The other Latin American book from this group was Calderón’s Simpatía, a fairly confusing book. I followed the theme of the dogs, which I understood as representing selfless and unconditional love as opposed to the fickle, occasionally violent human characters. However, the story winds around itself, often feeling like it was approaching some sort of alternate tone that it never quite made it towards. Ulises as a protagonist is fairly passive, quiet and internal, and his relationship with Martín and subsequent founding of the Perros organization form a bastion of calm against the uncertainty and violence of day-to-day life in urban Venezuela – a theme that occurs in many of these books – and as such the strange moments of darkness do seem like a reminder that the world exists outside of the ship on top of the mountain where Ulises attempts to barricade himself. But I still felt like I didn’t fully understand what the book was trying to do, and I would love to hear more about it from someone who Got It.

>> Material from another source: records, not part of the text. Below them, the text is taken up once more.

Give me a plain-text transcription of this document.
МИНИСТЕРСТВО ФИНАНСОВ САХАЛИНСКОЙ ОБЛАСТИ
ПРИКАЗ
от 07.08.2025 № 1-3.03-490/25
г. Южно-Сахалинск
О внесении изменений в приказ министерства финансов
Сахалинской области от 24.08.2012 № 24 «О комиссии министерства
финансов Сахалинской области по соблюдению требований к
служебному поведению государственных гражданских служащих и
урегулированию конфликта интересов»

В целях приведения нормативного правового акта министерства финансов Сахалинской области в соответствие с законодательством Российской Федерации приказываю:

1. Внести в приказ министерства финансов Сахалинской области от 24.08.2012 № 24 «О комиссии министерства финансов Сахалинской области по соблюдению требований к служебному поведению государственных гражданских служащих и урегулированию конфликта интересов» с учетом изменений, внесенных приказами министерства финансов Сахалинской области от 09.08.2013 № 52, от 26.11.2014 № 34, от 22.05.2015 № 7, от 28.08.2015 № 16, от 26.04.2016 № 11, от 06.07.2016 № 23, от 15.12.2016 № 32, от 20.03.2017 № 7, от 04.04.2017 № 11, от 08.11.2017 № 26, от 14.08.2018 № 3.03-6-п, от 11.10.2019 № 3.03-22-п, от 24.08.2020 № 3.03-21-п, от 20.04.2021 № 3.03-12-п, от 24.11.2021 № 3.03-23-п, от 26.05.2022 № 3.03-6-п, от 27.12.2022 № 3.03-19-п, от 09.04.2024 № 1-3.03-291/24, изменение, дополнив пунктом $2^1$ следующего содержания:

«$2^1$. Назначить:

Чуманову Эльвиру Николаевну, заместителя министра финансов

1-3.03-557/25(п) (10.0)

Violent social structures and unpredictable governments are continued in Ismail Kadare’s A Dictator Calls. I enjoyed Kadare’s book more at the beginning than at the end. The frame story, in which the narrator describes a brief call received from Enver Hoxha that became a turning point in his life, was a strong hook, and I was fascinated by how it then wove itself in with the narrator’s obsession with a similar call from Stalin to Boris Pasternak that led to his eventual exile. The idea of a life and career balancing on the handful of sentences one might have said in an unplanned conversation on an insignificant day in the middle of their lives is unique and intoxicating, and I read the majority of the book in one sitting. However, it disappointed me by never returning to this frame story. The narrative goes through dozens of possible versions of Stalin’s call with Pasternak – citations included, doing well to advance its tendencies towards obsession and the self-evident association of the narrator with Pasternak himself – but then it runs out of new possibilities and just . . . ends. I found myself wanting more, I think; I felt as if he had run out of possibilities right as I was beginning to find them.

Hwang Sok-yong’s Mater 2-10 shows a steam train racing towards a large tower.

I am rounding out my list with the densest possible book, and again perhaps the most impressive. Hwang Sok-yong’s Mater 2-10 is in many ways a similar endeavor to Domenico Starnone’s The House on Via Gemito, and effective for similar reasons. But while Via Gemito felt like an exercise in style and was almost claustrophobic in its focus, Mater 2-10‘s fingers stretch out from its starting point of a modern-day railroad worker in the middle of a months-long sit-in and reach widely and expansively through time, pulling itself back and back through his family history and concurrently the Korean experience under Japanese occupation in the early 20th century. While obviously a family saga, the way it dealt with its environment and political history felt akin to Kadare’s Albania in The Dictator Calls or Katharina and Hans’ East Germany in Kairos. All of these books concern themselves with how individual lives affect and are affected by the societies they exist within, from the personal to the professional to the explicitly political. The book is almost 500 pages, and it takes its leisurely time. While Via Gemito used that page count to get intimate with one character, Mater 2-10 wanders in and out of four generations of family. It’s entrancing, a proper saga, helped rather than hindered by its practical writing style and disregard for chronology.

This has been an interesting experiment. I’m not surprised by the general tendencies of the Booker committee towards a certain type of story, and the outliers tend to be more interesting than the ones that fall immediately in line with the urban European semi-bourgeois thinker’s novel. But coming from modern English-language American literature, which is often allergic to sincerity and desperate for a film adaptation, I still found the majority of these books to be fascinating. Navel-gazing can be satisfying! The human experience is universal! The relationship in Kairos was awful but I was still kinda like yeah girl it be like that sometimes!

I will keep reading more translated lit. That’s the goal. Hope you guys are reading good books out there. Keep up the good work.